Biggest fear recently: stillbirth.  What a terrible thing!  As if it’s not bad enough to think that yes, baby will survive but will have severe defects if born at this time – but now we got to consider he may not survive at all?!  I read something today where one woman had carried 2 babies up to 28 weeks only to have stillbirths.  Come on 34 weeks!

Nursery Furniture

Today I spent a long time doing some research for nursery storage.

I had wanted to buy the kallax storage unit and fjalkinge bookshelf from ikea but when I found out it would cost $100+ to ship it to me I was pretty disgusted.  I would just drive up to the store in northern virginia but I can’t exactly go walking around a store right now and that hardly seems like a nice thing to make hubby have to do.

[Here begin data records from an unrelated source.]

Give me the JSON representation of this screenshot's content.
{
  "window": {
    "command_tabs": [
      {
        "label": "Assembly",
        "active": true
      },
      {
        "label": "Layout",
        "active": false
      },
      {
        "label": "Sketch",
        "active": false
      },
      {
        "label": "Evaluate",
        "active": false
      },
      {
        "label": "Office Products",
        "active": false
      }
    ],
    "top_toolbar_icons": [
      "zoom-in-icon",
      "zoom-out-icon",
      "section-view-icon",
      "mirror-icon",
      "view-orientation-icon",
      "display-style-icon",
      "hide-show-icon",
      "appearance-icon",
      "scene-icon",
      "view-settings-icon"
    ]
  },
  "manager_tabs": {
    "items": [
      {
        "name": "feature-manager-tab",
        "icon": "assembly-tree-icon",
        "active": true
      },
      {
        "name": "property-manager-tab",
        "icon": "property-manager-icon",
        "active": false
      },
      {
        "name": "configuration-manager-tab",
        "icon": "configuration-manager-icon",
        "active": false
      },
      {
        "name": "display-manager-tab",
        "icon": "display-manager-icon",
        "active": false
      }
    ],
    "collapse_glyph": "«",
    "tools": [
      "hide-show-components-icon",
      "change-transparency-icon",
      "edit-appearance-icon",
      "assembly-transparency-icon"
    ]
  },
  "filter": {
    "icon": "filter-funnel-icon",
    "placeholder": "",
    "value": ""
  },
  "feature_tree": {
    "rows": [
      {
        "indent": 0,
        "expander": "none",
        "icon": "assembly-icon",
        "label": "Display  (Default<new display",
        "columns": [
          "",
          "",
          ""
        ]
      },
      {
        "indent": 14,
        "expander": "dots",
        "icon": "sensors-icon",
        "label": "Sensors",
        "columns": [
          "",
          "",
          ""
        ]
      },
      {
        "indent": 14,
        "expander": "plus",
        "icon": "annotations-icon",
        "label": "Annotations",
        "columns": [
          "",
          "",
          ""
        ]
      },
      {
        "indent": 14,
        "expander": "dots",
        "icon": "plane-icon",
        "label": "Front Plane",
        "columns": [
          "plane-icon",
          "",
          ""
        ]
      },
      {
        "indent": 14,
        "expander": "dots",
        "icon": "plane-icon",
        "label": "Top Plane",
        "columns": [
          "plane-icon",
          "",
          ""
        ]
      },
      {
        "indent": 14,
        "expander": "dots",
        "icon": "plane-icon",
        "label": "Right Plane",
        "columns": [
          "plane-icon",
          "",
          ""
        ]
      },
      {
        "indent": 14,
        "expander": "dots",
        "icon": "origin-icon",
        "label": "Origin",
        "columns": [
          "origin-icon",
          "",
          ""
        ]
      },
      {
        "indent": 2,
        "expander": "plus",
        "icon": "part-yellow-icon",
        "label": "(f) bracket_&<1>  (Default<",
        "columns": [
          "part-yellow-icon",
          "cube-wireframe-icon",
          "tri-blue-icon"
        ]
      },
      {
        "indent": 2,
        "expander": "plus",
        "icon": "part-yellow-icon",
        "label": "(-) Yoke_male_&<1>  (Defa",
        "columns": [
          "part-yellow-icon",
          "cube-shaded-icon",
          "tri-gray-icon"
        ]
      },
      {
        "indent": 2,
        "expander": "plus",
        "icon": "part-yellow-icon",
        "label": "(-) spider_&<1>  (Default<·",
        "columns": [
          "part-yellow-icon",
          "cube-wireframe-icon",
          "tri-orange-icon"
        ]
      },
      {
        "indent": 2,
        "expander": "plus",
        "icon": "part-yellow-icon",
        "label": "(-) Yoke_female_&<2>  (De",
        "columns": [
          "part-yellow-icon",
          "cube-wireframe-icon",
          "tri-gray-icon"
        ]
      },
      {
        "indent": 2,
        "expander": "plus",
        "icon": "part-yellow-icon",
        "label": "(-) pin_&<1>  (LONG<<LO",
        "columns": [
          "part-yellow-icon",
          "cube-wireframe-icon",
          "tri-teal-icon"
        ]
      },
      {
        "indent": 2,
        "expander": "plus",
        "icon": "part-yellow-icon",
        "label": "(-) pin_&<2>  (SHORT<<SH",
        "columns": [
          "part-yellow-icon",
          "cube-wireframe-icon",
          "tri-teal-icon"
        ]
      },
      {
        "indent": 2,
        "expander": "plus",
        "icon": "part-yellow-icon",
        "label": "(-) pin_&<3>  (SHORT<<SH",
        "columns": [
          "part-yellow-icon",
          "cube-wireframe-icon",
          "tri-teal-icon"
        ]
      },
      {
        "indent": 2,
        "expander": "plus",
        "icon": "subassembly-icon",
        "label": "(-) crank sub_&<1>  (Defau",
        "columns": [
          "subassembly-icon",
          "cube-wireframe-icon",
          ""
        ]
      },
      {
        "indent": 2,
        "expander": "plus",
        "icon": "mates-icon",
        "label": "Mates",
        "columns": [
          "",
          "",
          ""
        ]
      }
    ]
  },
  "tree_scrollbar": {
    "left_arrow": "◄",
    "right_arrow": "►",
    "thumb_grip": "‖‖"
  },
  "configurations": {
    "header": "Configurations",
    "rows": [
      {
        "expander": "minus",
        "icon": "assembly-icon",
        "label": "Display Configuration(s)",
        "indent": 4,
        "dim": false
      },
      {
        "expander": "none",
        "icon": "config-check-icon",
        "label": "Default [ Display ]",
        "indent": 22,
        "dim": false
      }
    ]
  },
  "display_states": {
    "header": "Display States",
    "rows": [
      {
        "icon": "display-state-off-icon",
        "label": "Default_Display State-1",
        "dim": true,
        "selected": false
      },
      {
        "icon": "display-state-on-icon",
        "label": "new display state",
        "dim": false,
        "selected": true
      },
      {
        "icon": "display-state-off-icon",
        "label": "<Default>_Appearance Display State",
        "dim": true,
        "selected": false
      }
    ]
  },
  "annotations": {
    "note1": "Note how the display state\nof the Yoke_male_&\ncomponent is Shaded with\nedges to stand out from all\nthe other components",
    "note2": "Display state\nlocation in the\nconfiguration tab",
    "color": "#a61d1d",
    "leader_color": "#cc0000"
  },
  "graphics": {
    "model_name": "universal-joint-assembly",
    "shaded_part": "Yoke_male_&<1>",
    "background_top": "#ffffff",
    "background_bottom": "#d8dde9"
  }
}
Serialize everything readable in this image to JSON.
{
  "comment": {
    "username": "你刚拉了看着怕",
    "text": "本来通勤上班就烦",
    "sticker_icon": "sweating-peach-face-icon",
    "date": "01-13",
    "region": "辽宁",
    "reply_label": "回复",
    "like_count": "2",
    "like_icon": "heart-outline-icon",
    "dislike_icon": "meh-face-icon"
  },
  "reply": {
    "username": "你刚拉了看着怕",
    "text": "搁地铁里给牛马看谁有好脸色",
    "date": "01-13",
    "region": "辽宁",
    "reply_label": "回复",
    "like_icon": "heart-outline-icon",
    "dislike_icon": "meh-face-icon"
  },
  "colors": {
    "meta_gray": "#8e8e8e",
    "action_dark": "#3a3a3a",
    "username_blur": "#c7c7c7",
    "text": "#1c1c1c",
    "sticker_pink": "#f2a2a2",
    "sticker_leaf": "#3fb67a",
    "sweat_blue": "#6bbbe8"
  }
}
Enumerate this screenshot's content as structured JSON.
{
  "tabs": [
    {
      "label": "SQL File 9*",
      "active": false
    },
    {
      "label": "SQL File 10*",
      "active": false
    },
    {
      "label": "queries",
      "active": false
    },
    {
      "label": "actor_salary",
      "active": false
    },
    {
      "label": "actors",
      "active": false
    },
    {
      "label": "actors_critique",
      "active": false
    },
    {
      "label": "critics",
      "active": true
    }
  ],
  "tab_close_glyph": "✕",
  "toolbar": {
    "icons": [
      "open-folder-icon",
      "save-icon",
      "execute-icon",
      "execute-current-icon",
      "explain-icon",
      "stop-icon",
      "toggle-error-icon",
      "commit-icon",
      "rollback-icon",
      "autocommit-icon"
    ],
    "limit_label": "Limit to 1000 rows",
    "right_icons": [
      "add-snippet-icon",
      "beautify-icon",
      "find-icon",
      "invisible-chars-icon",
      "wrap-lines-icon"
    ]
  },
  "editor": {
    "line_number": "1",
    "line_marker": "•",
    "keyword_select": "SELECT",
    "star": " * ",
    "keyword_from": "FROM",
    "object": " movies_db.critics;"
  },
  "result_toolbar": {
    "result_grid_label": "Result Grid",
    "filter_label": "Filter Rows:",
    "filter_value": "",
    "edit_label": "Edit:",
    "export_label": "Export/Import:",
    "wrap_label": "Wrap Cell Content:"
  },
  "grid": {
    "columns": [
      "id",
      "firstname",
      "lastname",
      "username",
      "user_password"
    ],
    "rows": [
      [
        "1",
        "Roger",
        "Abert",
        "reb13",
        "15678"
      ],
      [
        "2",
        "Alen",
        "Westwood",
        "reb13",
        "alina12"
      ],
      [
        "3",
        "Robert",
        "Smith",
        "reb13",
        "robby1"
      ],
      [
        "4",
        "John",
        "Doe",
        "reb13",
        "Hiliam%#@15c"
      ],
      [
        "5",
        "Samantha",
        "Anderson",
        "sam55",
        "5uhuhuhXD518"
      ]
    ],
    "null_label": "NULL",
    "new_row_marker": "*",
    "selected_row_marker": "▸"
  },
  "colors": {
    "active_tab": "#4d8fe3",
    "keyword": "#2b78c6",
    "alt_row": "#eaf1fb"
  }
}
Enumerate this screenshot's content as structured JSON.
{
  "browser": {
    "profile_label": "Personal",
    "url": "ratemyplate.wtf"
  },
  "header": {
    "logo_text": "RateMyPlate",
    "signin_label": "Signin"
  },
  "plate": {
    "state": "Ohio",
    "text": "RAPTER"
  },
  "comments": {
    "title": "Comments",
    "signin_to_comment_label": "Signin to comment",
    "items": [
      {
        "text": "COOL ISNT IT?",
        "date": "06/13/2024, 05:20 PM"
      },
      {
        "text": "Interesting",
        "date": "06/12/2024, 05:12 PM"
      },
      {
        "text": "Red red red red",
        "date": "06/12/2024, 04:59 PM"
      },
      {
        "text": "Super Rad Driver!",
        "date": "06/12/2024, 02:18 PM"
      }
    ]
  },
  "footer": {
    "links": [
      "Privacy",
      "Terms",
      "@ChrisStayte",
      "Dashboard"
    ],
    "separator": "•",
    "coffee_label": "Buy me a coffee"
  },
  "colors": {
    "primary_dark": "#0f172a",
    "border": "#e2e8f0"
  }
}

So I set out to find some comparable items which I think I was able to do.

I purchased the Better Homes and Gardens 8 cube organizer in white from walmart for $67.96 (a much better deal when compared to amazon – $113) with of course free shipping 🙂

nurserycubestorage

I also got the Marcel Mission white 5 tier ladder bookshelf from Amazon for $67.00 (free shipping again…score).

bookshelfnursery

I plan to put the storage cubes to the left of the dresser/changing table and the bookshelf to the right of the crib.  Here’s a panoramic of the nursery yesterday.

nurserypanorama

I’ve been researching rugs (still unsure how I feel about a rug on top of carpet), mobiles, poufs and lighting.  But as usual after hours of research I’m still unsure about everything.  Meanwhile baby’s been kicking like crazy.  Every day his kicks feel a little stronger which is reassuring.